Publication number: CN110349099B
Application number: CN201910523329.9A
Authority: CN
Inventors: 肖春霞; 吴文君
Original assignee: Wuhan University WHU
Current assignee: Wuhan University WHU
Priority date: 2019-06-17
Filing date: 2019-06-17
Publication date: 2021-04-02
Anticipated expiration: 2039-06-17
Also published as: CN110349099A

Abstract

The invention discloses a video shadow detection and elimination method based on depth information, which comprises the steps of firstly estimating normal information and point cloud position information of each pixel point by utilizing the depth information of an image, estimating a shadow confidence value of each pixel point by comparing the characteristic similarity between each pixel point and a space-time local neighborhood pixel point in a video stream, further optimizing the shadow confidence by utilizing a Laplace operator to obtain a final shadow detection result, and finally constructing an illumination recovery optimization equation based on the video stream by utilizing the shadow detection result to obtain a final shadow elimination result. The invention has the following advantages: the texture filtering is utilized to effectively reduce the interference of texture information on shadow detection, the Laplace operator is utilized to optimize the initial shadow confidence coefficient to obtain a more perfect shadow detection result, the chromaticity constraint and the correlation of the previous frame and the next frame are utilized to eliminate the shadow, and the chromaticity invariance and the interframe continuity of the result can be effectively ensured.

Description

Complex scene video shadow detection and elimination method

Technical Field

The invention belongs to the technical field of video processing, and particularly relates to a method for detecting and eliminating video shadows of a complex scene.

Background

Shadows are common natural phenomena in our daily lives, and they can provide important information for understanding of visual scenes, such as lighting environment, scene geometry, and the like. The information plays an important role in illumination analysis, relighting, augmented reality and other applications. Therefore, effectively detecting and eliminating shadows is an important topic in the field of computer vision. However, it is a very difficult task to automatically detect and eliminate the shadow, which is not only affected by the local texture material information, but also needs to consider the global structure information and the illumination environment information in the scene. Most of the existing shadow detection and elimination algorithms are used for detecting and classifying shadows based on local chrominance information, gradient information and the like, and global structure information is not considered, so that the algorithms cannot effectively process complex shadows and shadows in complex scenes.
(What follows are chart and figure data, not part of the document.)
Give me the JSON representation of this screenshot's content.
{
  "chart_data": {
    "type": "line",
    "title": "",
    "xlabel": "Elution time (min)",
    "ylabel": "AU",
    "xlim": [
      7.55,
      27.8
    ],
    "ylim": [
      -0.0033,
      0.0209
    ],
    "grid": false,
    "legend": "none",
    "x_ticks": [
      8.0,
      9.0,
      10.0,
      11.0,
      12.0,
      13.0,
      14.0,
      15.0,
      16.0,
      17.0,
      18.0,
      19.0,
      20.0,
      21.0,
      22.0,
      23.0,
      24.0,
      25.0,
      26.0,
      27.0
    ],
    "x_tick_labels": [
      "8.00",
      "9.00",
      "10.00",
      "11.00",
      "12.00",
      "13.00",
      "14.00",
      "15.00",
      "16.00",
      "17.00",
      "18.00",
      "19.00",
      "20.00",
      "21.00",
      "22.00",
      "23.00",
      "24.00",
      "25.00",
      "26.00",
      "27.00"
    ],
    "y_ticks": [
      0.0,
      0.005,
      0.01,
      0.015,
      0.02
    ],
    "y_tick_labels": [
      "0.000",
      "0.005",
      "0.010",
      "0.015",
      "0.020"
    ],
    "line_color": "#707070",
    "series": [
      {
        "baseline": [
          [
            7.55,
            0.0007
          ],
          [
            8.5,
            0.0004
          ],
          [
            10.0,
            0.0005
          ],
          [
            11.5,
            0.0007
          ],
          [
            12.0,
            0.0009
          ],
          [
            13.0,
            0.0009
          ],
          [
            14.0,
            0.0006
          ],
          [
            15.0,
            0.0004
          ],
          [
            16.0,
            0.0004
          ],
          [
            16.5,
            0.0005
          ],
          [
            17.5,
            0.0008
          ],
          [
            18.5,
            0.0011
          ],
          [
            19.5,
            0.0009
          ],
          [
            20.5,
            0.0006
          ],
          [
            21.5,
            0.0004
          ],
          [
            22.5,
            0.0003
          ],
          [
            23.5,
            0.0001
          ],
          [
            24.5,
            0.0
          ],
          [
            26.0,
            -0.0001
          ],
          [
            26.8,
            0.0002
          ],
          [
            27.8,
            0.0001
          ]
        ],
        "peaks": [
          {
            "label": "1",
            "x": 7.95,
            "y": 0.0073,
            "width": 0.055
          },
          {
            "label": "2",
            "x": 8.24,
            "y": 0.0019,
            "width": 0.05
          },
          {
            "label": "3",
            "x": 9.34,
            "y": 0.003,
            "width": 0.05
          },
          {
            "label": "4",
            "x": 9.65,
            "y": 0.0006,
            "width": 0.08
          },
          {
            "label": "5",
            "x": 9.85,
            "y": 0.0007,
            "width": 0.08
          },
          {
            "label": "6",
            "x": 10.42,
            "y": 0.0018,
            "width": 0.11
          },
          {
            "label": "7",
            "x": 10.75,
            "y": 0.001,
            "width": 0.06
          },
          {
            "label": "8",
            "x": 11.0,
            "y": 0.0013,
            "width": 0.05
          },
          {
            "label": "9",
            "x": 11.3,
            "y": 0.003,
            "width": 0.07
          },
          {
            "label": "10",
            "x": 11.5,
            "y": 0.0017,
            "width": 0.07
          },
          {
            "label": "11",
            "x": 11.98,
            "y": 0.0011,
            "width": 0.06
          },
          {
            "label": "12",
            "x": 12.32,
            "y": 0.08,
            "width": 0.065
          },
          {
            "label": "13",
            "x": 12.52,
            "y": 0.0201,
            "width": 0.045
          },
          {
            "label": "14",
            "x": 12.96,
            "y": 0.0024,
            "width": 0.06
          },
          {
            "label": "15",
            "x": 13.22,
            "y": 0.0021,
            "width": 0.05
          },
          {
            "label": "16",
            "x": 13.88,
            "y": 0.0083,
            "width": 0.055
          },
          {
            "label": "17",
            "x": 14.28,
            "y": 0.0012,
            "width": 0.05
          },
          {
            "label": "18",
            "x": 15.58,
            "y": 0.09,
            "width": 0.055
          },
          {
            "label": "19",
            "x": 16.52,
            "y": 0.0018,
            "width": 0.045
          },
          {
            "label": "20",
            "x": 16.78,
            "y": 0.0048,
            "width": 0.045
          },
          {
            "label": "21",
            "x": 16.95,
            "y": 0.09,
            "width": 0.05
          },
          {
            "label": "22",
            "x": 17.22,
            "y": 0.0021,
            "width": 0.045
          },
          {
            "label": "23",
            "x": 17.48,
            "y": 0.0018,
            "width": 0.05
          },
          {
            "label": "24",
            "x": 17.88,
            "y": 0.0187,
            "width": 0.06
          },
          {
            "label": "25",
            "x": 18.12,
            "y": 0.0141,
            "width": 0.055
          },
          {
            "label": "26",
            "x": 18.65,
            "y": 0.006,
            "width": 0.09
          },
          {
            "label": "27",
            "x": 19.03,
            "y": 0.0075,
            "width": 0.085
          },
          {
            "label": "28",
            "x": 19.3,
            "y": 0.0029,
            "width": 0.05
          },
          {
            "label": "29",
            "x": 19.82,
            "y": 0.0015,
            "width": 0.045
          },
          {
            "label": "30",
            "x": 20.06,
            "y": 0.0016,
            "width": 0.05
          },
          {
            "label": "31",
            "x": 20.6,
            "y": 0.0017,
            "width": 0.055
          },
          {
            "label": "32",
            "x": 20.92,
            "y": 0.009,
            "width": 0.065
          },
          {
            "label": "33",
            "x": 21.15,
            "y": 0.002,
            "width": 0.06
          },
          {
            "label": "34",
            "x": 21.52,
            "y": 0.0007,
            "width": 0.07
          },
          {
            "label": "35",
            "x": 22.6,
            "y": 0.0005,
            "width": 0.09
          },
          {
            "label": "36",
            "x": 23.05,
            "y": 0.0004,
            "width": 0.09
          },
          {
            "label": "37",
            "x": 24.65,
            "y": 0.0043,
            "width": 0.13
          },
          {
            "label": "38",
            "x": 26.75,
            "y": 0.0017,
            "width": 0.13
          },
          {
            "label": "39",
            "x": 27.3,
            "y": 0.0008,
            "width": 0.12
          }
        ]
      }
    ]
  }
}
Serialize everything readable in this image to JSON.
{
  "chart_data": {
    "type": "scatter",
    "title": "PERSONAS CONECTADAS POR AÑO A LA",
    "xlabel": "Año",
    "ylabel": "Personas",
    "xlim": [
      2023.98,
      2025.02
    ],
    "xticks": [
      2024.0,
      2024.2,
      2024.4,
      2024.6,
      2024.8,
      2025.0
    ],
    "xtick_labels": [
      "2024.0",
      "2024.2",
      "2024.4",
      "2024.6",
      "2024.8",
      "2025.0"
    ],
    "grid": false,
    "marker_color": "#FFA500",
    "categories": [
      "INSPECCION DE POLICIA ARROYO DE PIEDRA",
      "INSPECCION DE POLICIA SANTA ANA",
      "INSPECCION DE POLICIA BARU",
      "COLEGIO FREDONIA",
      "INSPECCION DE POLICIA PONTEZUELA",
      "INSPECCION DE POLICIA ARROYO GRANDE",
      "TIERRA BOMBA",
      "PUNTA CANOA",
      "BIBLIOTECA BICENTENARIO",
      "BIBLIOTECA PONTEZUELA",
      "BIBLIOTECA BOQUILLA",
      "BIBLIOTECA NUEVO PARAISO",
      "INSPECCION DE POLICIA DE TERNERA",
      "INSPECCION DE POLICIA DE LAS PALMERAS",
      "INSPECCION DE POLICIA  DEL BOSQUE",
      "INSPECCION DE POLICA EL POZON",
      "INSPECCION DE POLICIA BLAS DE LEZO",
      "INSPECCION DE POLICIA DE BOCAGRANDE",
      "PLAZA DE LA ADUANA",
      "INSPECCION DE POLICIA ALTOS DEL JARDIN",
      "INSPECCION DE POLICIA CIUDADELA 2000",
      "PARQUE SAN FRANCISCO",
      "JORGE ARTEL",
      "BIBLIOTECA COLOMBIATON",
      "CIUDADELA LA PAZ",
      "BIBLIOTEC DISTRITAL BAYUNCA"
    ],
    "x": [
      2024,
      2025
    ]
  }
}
The shadow processing work in the complex scene means that in the complex environment, the shadow is automatically detected and eliminated by utilizing the global information and the local information, and meanwhile, the shading gradual change information in the scene is kept in the shadow elimination result, so that the visual distortion is prevented. The reason for the difficulty in eliminating the shadow of the complex scene mainly has two aspects, firstly, the texture information of the material in the complex scene is rich, the shadow distribution is disordered and not concentrated, the difficulty is increased for the detection work, even with the help of manual interaction priori knowledge, the labeling burden can be increased for the complex shadow scene, and the efficient batch processing is difficult to perform; secondly, the shadow image of the complex scene lacks a corresponding data set due to difficult labeling, and the shadow in the large scene is difficult to eliminate by utilizing a deep learning method. Aiming at the problems, the algorithm provides an automatic detection and elimination algorithm of the shadow of the complex scene based on the image depth information, the algorithm does not need manual interaction and the depth information of the collected image, and the shadow in the complex scene can be detected and eliminated by utilizing the image depth information estimated by the existing image depth estimation algorithm.

Disclosure of Invention

Aiming at the defects of the prior art, the invention provides a depth information-based complex scene video shadow detection and elimination method.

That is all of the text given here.